This post was originally guest-blogged at Old Town Review Chronicles and recently re-posted at The Art of Gettting By. It is the first in a series of posts about health care costs and Medicare B.
The first two minutes of every hour you, and every American who has a job, work is dedicated to one specific government program – Medicare. If you are self-employed, you pay the equivalent of four minutes of every hour for Medicare tax. According to the Bureau of Labor Statistics that means one hundred forty million people will pay three percent of every penny they make to make sure that Medicare has enough money to provide health care for the aged, disabled, and dependent. Even setting aside the fact that Congress has decided to cut ten billion dollars over the next four years, Medicare still qualifies as the most unfair tax paid by many Americans.
It is unfair because about three and a half million self-employed persons and well over fifteen million employees do not have health insurance for themselves. Yet every week, these employees donate an hour and twenty minutes of their pay to providing someone else with insurance. What could be more unfair than to ask someone to give up money they desperately need to provide a benefit they don’t receive themselves to someone they don’t even know?
Don’t for a minute think that it is only part-timers or teens working after school, either. The Robert Wood Johnson Foundation released a statistical report earlier this year that debunks that favorite Republican myth. In Texas, up to a third of all employees do not have health benefits. Almost a fifth of the states have more than a fifth of their employees that are ineligible for benefits. Somehow, I don’t think there are that many kids working after school. If there are that many part-time workers; then our economy is seriously about to crumble.
Let’s not forget the kids, though. In more states than not, employees with kids but without insurance outnumber employees with kids and insurance.

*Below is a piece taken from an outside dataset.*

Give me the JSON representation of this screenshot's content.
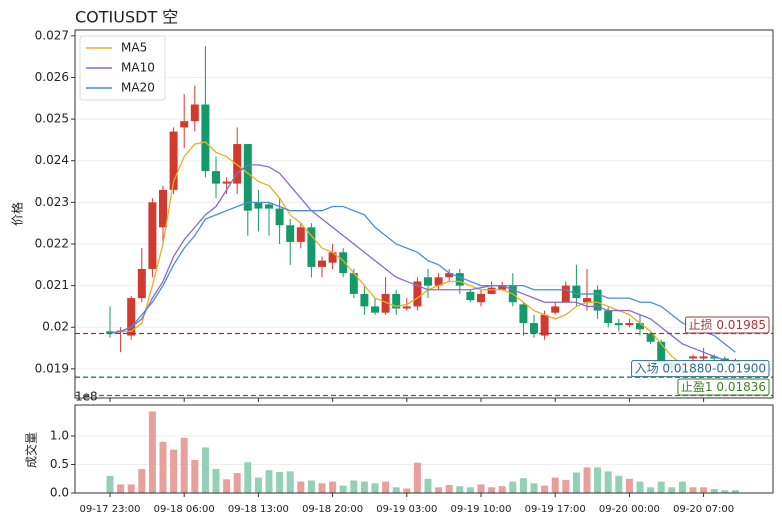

That puts a strain on the states’ Medicaid program – which provides insurance to poor children. That, in turn, puts a strain on the states’ budgets. That would normally mean that state governments take higher taxes from their citizens – but everyone knows that all taxes are evil. So, what it really means is that money that should go to education and other vital programs are short-changed. In other words, the pain gets spread around further, but not necessarily any thinner.
What makes it even more unfair is that it is totally unnecessary. The federal government already runs a program that would alleviate this problem. It’s the very same program these people are already paying taxes for but are barred from participating in. It’s Medicare. Medicare B is an HMO-like program where recipients pay a small monthly participation fee – currently around eighty dollars a month. The government matches this at a rate of three to one to provide health insurance. For those that don’t like “big gubment” running their lives, Medicare C offers buy-in to privately run HMOs for slightly higher costs.
If Medicare B were open for buy-in at full cost (paying all four dollars instead of just one); then a completely portable and cost-efficient basic medical coverage would be available to every American. If this were enacted in conjunction with a one dollar an hour minimum wage hike, plus a tax incentive of equal value to small employers, the cost would be fully recovered by both employer and employee. It still wouldn’t cover the cost of prescription medicines or hospitalization, but it would be a step in the right direction. If existing insurance companies were allowed to compete through Medicare C; then competition will still work to keep costs down.
More workers covered, small businesses better able to provide benefits (which results in fewer missed work days and less job turnover), and more money flowing into Medicare. Someone please tell me where there is a downside to this!
Rather than tearing Medicare apart, what needs to be done is to expand it. Insurance works best when very large groups exist to defray average costs. What group can possibly be bigger than the entire population of the United States? (Okay – technically, the world’s population, but that is beyond the scope of this discussion.) Another aspect of Medicare B is that it automatically adjusts the monthly premiums to be revenue neutral. That means that as more people enter the insured group, driving down the average cost of insuring each one, individuals are rewarded by paying a lower monthly fee. Wow! We can actually maintain benefits and lower the out-of-pocket expenses for seniors.
It isn’t wrong to stand up for those who are striving to make their lives better. In fact, it is morally reprehensible to kick them in the teeth by refusing to allow them a means to take care of them selves and their families. Medicare B is not a perfect plan. It does, however, take the injustice out of the first two minutes of every hour fifteen million Americans will work today.